Psychology is the study of all aspects of behaviour and mental processes. It includes topics such as how the brain works, how our memory is organised, how people interact in groups and how children learn about the world. Because of its breadth, virtually everyone can find something in psychology that is of interest to them. Psychology has links to the natural sciences, the social sciences and the arts, and leads to a variety of career opportunities. Professional psychologists work in the areas of clinical psychology, educational psychology, organisational psychology, forensic psychology, counselling psychology and health psychology.
Questions about Psychology.
Frequently asked questions by students about studying psychology in UCD.

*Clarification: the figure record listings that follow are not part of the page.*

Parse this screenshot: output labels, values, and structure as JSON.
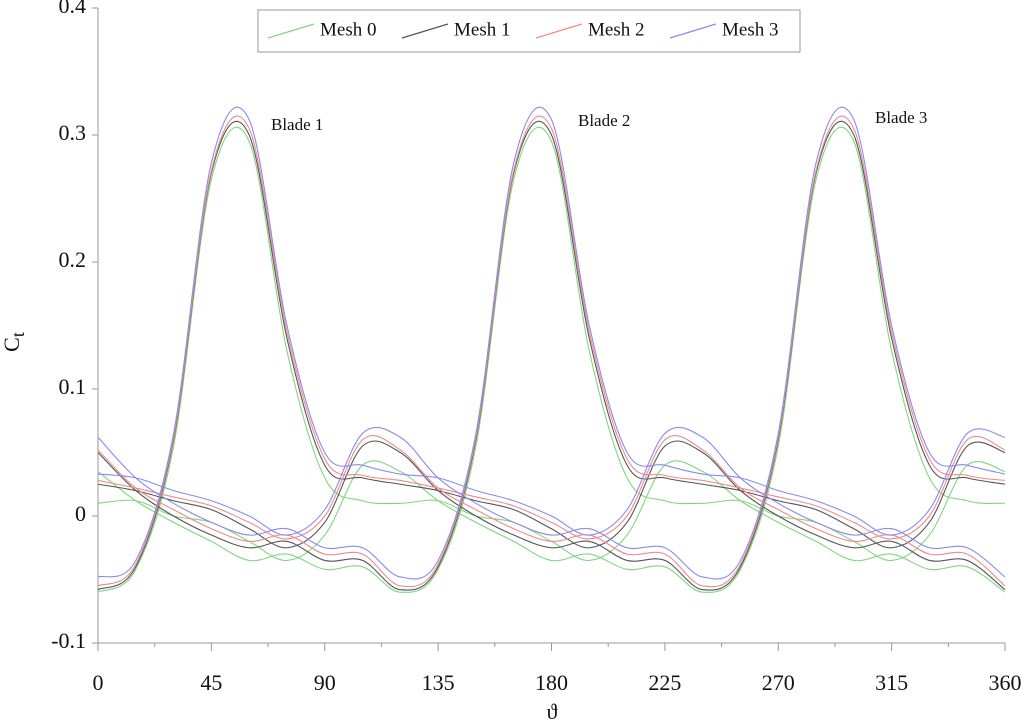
{
  "chart_data": {
    "type": "line",
    "y_label": "C",
    "y_label_sub": "t",
    "x_label": "ϑ",
    "annotations": [
      "Blade 1",
      "Blade 2",
      "Blade 3"
    ],
    "x": [
      0,
      15,
      30,
      45,
      60,
      75,
      90,
      105,
      120,
      135,
      150,
      165,
      180,
      195,
      210,
      225,
      240,
      255,
      270,
      285,
      300,
      315,
      330,
      345,
      360
    ],
    "xlim": [
      0,
      360
    ],
    "xticks": [
      0,
      45,
      90,
      135,
      180,
      225,
      270,
      315,
      360
    ],
    "ylim": [
      -0.1,
      0.4
    ],
    "yticks": [
      -0.1,
      0,
      0.1,
      0.2,
      0.3,
      0.4
    ],
    "legend": "top",
    "series": [
      {
        "name": "Mesh 0",
        "color": "#7fd67f",
        "values": [
          [
            -0.06,
            -0.042,
            0.055,
            0.265,
            0.295,
            0.13,
            0.03,
            0.012,
            0.01,
            0.012,
            0.0,
            -0.005,
            -0.02,
            -0.035,
            -0.015,
            0.04,
            0.035,
            0.012,
            -0.005,
            -0.02,
            -0.035,
            -0.03,
            -0.042,
            -0.04,
            -0.06
          ],
          [
            0.035,
            0.012,
            -0.005,
            -0.02,
            -0.035,
            -0.03,
            -0.042,
            -0.04,
            -0.06,
            -0.042,
            0.055,
            0.265,
            0.295,
            0.13,
            0.03,
            0.012,
            0.01,
            0.012,
            0.0,
            -0.005,
            -0.02,
            -0.035,
            -0.015,
            0.04,
            0.035
          ],
          [
            0.01,
            0.012,
            0.0,
            -0.005,
            -0.02,
            -0.035,
            -0.015,
            0.04,
            0.035,
            0.012,
            -0.005,
            -0.02,
            -0.035,
            -0.03,
            -0.042,
            -0.04,
            -0.06,
            -0.042,
            0.055,
            0.265,
            0.295,
            0.13,
            0.03,
            0.012,
            0.01
          ]
        ]
      },
      {
        "name": "Mesh 1",
        "color": "#555555",
        "values": [
          [
            -0.058,
            -0.04,
            0.06,
            0.27,
            0.3,
            0.14,
            0.04,
            0.03,
            0.025,
            0.02,
            0.012,
            0.005,
            -0.01,
            -0.025,
            -0.005,
            0.055,
            0.05,
            0.02,
            0.0,
            -0.015,
            -0.025,
            -0.02,
            -0.035,
            -0.035,
            -0.058
          ],
          [
            0.05,
            0.02,
            0.0,
            -0.015,
            -0.025,
            -0.02,
            -0.035,
            -0.035,
            -0.058,
            -0.04,
            0.06,
            0.27,
            0.3,
            0.14,
            0.04,
            0.03,
            0.025,
            0.02,
            0.012,
            0.005,
            -0.01,
            -0.025,
            -0.005,
            0.055,
            0.05
          ],
          [
            0.025,
            0.02,
            0.012,
            0.005,
            -0.01,
            -0.025,
            -0.005,
            0.055,
            0.05,
            0.02,
            0.0,
            -0.015,
            -0.025,
            -0.02,
            -0.035,
            -0.035,
            -0.058,
            -0.04,
            0.06,
            0.27,
            0.3,
            0.14,
            0.04,
            0.03,
            0.025
          ]
        ]
      },
      {
        "name": "Mesh 2",
        "color": "#f08a8a",
        "values": [
          [
            -0.055,
            -0.038,
            0.062,
            0.272,
            0.305,
            0.145,
            0.045,
            0.032,
            0.028,
            0.022,
            0.015,
            0.008,
            -0.005,
            -0.018,
            0.0,
            0.06,
            0.052,
            0.022,
            0.005,
            -0.01,
            -0.02,
            -0.015,
            -0.03,
            -0.03,
            -0.055
          ],
          [
            0.052,
            0.022,
            0.005,
            -0.01,
            -0.02,
            -0.015,
            -0.03,
            -0.03,
            -0.055,
            -0.038,
            0.062,
            0.272,
            0.305,
            0.145,
            0.045,
            0.032,
            0.028,
            0.022,
            0.015,
            0.008,
            -0.005,
            -0.018,
            0.0,
            0.06,
            0.052
          ],
          [
            0.028,
            0.022,
            0.015,
            0.008,
            -0.005,
            -0.018,
            0.0,
            0.06,
            0.052,
            0.022,
            0.005,
            -0.01,
            -0.02,
            -0.015,
            -0.03,
            -0.03,
            -0.055,
            -0.038,
            0.062,
            0.272,
            0.305,
            0.145,
            0.045,
            0.032,
            0.028
          ]
        ]
      },
      {
        "name": "Mesh 3",
        "color": "#8a8af0",
        "values": [
          [
            -0.048,
            -0.035,
            0.065,
            0.278,
            0.312,
            0.15,
            0.05,
            0.04,
            0.033,
            0.03,
            0.02,
            0.012,
            0.0,
            -0.015,
            0.005,
            0.065,
            0.062,
            0.03,
            0.01,
            -0.005,
            -0.015,
            -0.01,
            -0.025,
            -0.025,
            -0.048
          ],
          [
            0.062,
            0.03,
            0.01,
            -0.005,
            -0.015,
            -0.01,
            -0.025,
            -0.025,
            -0.048,
            -0.035,
            0.065,
            0.278,
            0.312,
            0.15,
            0.05,
            0.04,
            0.033,
            0.03,
            0.02,
            0.012,
            0.0,
            -0.015,
            0.005,
            0.065,
            0.062
          ],
          [
            0.033,
            0.03,
            0.02,
            0.012,
            0.0,
            -0.015,
            0.005,
            0.065,
            0.062,
            0.03,
            0.01,
            -0.005,
            -0.015,
            -0.01,
            -0.025,
            -0.025,
            -0.048,
            -0.035,
            0.065,
            0.278,
            0.312,
            0.15,
            0.05,
            0.04,
            0.033
          ]
        ]
      }
    ]
  }
}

There are several differences but one of the most important is the training that psychologists, psychiatrists and psychoanalysts have. Psychology is an independent discipline which is taught in universities and colleges. A psychologist is someone who holds at least a BA or BSc in psychology which is accredited by a national psychology association such as the Psychological Society of Ireland (PSI). More often than not, a professional psychologist will also hold a masters or doctoral degree in a specialist area of psychology, such as clinical psychology. A psychiatrist, in contrast, has a primary degree in medicine (rather than psychology) and a specialist postgraduate qualification in psychiatry. Psychiatry is therefore a branch of medicine. Psychoanalysis is a particular approach to psychotherapy, and this approach falls within a psychotherapeutic tradition founded by Sigmund Freud. While all psychologists, psychiatrists and psychotherapists learn something about Freud’s work during their training, only a minority undergo additional specialist training in psychoanalysis to become qualified to practice as psychoanalysts. You can find out more information about psychology at the PSI website. More information about psychiatry is available at the College of Psychiatry Ireland website. Information about psychotherapy in Ireland is available at the Irish Council of Psychotherapy (ICP) website.

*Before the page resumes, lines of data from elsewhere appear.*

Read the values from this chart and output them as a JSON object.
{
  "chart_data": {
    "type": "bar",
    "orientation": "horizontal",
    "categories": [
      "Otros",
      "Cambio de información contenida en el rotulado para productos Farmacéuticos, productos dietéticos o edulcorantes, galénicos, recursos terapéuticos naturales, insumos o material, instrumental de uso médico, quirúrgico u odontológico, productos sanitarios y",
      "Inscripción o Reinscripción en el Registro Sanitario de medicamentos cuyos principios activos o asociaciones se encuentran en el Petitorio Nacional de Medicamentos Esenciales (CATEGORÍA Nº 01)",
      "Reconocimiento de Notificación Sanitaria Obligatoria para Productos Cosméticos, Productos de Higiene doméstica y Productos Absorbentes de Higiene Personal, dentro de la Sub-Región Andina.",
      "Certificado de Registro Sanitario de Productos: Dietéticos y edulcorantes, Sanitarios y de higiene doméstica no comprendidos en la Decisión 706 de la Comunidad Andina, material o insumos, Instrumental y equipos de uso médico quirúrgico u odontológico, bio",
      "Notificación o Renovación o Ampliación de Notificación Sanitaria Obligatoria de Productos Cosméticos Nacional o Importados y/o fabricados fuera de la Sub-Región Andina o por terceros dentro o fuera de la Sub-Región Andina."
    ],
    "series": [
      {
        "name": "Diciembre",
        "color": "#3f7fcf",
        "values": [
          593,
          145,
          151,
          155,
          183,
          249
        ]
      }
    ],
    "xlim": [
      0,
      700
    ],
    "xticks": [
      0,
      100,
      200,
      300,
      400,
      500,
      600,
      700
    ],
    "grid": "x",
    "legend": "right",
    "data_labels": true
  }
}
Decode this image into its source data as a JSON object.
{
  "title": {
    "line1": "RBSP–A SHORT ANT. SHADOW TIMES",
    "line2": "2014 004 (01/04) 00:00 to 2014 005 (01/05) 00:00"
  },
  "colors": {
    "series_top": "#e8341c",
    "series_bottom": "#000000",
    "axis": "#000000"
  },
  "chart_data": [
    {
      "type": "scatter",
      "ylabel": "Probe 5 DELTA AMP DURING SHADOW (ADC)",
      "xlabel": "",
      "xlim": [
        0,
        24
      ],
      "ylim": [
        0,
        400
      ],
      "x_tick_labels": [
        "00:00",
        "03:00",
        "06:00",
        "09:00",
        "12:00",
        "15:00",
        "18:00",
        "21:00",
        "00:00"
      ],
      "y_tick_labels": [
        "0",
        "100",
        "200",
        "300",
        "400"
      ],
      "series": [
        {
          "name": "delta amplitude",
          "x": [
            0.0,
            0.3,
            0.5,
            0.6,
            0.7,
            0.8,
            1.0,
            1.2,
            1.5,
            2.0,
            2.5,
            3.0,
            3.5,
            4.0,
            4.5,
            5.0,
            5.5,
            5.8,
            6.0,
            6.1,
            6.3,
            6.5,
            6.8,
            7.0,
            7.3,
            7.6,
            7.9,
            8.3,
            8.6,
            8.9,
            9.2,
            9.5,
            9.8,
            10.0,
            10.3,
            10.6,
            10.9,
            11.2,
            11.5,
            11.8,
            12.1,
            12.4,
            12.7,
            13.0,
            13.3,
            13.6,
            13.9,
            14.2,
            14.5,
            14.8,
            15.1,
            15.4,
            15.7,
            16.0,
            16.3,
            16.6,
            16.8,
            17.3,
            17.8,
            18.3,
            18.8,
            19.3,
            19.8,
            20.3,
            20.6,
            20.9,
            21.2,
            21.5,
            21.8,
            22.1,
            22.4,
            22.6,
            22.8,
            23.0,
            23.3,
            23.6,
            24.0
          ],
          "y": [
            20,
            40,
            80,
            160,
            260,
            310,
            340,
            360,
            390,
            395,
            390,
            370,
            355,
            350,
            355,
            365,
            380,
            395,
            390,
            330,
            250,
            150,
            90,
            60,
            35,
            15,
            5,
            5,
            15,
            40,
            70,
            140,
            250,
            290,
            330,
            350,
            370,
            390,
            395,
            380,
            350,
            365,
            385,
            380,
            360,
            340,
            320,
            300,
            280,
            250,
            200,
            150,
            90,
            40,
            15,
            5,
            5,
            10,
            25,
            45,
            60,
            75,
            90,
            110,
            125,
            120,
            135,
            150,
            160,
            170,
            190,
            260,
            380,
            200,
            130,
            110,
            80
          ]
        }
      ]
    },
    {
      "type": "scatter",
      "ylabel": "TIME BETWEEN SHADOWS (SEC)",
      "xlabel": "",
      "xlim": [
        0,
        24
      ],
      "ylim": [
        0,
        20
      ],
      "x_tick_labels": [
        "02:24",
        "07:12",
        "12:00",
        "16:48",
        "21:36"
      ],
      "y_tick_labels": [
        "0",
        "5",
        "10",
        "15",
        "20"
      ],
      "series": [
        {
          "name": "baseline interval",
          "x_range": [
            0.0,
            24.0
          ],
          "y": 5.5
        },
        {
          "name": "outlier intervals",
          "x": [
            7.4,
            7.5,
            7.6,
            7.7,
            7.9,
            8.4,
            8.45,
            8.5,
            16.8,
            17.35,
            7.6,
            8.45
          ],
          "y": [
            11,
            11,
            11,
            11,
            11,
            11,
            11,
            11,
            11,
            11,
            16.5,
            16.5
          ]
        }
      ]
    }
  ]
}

If you do not have a degree already, then the best route is to take the three-year UCD Honours BA in Psychology. If you already have a degree but have not majored in psychology, then you may enrol on the two-year Higher Diploma in Psychology (H Dip Psych). These two degrees provide a general academic training in the discipline. They are accredited by PSI, and as such provide the foundation, and gateway for further postgraduate professional training in a particular branch of psychology such as clinical, counselling or health psychology. This professional training is offered at a masters or doctoral level, so it usually takes 2 to 4 years of study after the BA or H Dip Psych in order to qualify as a professional psychologist.

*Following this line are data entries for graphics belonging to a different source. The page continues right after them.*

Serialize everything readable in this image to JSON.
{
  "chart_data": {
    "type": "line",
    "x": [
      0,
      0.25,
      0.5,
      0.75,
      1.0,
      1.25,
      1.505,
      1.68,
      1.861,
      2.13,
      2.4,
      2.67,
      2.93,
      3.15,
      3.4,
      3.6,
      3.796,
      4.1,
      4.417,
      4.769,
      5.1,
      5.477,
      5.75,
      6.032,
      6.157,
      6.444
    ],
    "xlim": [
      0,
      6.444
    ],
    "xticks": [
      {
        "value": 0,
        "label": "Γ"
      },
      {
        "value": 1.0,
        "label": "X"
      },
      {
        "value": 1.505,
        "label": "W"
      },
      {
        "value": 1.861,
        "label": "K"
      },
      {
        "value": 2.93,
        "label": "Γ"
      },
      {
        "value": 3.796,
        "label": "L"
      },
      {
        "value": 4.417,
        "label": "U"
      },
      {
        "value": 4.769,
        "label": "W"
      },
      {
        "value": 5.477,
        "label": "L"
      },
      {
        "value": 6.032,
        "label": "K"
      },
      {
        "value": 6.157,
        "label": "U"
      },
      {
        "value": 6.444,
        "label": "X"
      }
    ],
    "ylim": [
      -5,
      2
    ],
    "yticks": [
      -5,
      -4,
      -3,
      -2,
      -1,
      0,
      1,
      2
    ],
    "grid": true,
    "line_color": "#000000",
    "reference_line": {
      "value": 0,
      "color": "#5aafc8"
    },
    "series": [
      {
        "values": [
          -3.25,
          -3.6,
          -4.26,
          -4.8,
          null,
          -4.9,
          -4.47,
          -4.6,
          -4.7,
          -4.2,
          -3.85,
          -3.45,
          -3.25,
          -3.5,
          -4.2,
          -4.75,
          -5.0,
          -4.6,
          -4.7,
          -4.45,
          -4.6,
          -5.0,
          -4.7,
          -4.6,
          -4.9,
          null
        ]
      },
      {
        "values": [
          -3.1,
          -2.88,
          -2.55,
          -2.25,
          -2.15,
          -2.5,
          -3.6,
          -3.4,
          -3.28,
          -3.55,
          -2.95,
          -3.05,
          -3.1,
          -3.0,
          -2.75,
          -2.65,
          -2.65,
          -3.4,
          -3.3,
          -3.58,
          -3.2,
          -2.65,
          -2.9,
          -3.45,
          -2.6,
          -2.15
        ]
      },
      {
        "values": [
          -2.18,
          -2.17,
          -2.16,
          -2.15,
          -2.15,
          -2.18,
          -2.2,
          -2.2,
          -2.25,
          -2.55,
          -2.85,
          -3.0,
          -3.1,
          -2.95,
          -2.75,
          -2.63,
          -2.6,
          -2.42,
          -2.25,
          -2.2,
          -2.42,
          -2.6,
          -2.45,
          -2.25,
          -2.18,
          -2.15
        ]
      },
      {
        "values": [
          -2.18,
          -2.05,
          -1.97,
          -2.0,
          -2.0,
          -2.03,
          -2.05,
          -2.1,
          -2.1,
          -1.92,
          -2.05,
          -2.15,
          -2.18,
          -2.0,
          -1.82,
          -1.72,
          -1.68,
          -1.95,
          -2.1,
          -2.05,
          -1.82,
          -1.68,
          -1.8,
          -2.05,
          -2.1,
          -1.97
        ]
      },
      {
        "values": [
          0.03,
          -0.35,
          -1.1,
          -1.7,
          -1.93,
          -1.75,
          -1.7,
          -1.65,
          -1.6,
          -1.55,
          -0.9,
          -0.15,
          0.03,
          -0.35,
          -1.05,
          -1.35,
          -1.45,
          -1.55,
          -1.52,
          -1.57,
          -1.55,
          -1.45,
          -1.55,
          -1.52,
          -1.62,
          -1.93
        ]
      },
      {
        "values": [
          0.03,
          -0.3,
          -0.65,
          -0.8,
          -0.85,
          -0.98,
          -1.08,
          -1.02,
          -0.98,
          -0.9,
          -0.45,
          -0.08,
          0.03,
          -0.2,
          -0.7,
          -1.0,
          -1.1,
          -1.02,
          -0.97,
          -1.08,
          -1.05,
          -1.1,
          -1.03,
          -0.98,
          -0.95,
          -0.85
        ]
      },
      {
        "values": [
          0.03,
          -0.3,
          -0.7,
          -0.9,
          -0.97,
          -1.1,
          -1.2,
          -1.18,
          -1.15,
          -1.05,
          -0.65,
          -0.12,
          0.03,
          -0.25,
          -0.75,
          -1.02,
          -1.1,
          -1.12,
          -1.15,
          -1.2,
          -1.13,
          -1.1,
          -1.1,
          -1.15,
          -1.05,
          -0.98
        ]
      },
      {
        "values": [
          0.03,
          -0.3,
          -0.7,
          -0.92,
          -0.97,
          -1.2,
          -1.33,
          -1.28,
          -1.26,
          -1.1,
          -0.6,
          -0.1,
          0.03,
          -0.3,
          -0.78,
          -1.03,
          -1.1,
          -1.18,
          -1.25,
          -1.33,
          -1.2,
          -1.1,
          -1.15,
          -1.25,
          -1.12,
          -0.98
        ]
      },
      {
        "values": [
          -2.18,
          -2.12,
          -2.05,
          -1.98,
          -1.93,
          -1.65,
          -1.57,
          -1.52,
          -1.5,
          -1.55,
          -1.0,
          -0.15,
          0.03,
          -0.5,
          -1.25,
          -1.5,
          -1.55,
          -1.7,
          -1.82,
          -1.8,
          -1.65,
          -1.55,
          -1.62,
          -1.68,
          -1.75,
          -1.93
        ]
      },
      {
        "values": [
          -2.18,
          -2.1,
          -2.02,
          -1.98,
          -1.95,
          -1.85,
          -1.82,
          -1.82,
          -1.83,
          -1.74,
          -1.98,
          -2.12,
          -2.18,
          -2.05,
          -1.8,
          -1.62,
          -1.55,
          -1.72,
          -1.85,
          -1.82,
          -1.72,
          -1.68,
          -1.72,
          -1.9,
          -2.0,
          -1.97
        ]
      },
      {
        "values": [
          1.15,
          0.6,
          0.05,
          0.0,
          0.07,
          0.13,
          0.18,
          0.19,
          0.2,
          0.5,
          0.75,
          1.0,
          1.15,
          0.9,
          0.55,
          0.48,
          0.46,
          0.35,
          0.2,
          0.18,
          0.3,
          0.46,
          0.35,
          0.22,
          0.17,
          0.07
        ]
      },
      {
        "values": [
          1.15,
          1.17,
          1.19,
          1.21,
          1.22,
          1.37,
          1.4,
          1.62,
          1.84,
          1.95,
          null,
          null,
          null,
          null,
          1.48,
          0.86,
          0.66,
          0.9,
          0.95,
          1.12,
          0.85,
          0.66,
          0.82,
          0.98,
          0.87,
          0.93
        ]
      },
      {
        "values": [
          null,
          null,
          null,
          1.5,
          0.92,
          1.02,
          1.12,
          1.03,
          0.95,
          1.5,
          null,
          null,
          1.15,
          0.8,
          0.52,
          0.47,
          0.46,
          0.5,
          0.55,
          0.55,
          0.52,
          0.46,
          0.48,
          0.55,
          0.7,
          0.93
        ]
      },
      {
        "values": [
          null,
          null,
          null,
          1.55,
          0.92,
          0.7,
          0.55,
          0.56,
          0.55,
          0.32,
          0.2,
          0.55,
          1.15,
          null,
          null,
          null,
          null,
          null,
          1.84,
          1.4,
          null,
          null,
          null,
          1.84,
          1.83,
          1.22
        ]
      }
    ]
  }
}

Statistics are widely used in psychology and courses in statistics are a part of every psychology degree. This news may cause anxiety among new students. However, any student who attends core psychology lectures and tutorials and does the assigned reading should have no difficulty with statistics. The most important thing is to avoid developing a fear of the subject in advance.
Courses in biological psychology are a part of every psychology degree. Some biology may also be covered in other psychology courses. As with statistics, you will have no problems with biological psychology if you attend the lectures and tutorials and do the assigned readings.
There is no practical work in the first year of psychology. In the second year, students are required to complete supervised practical work in experimental psychology, survey research and psychological testing. In the final year, every student must complete a research project and write it up as research thesis.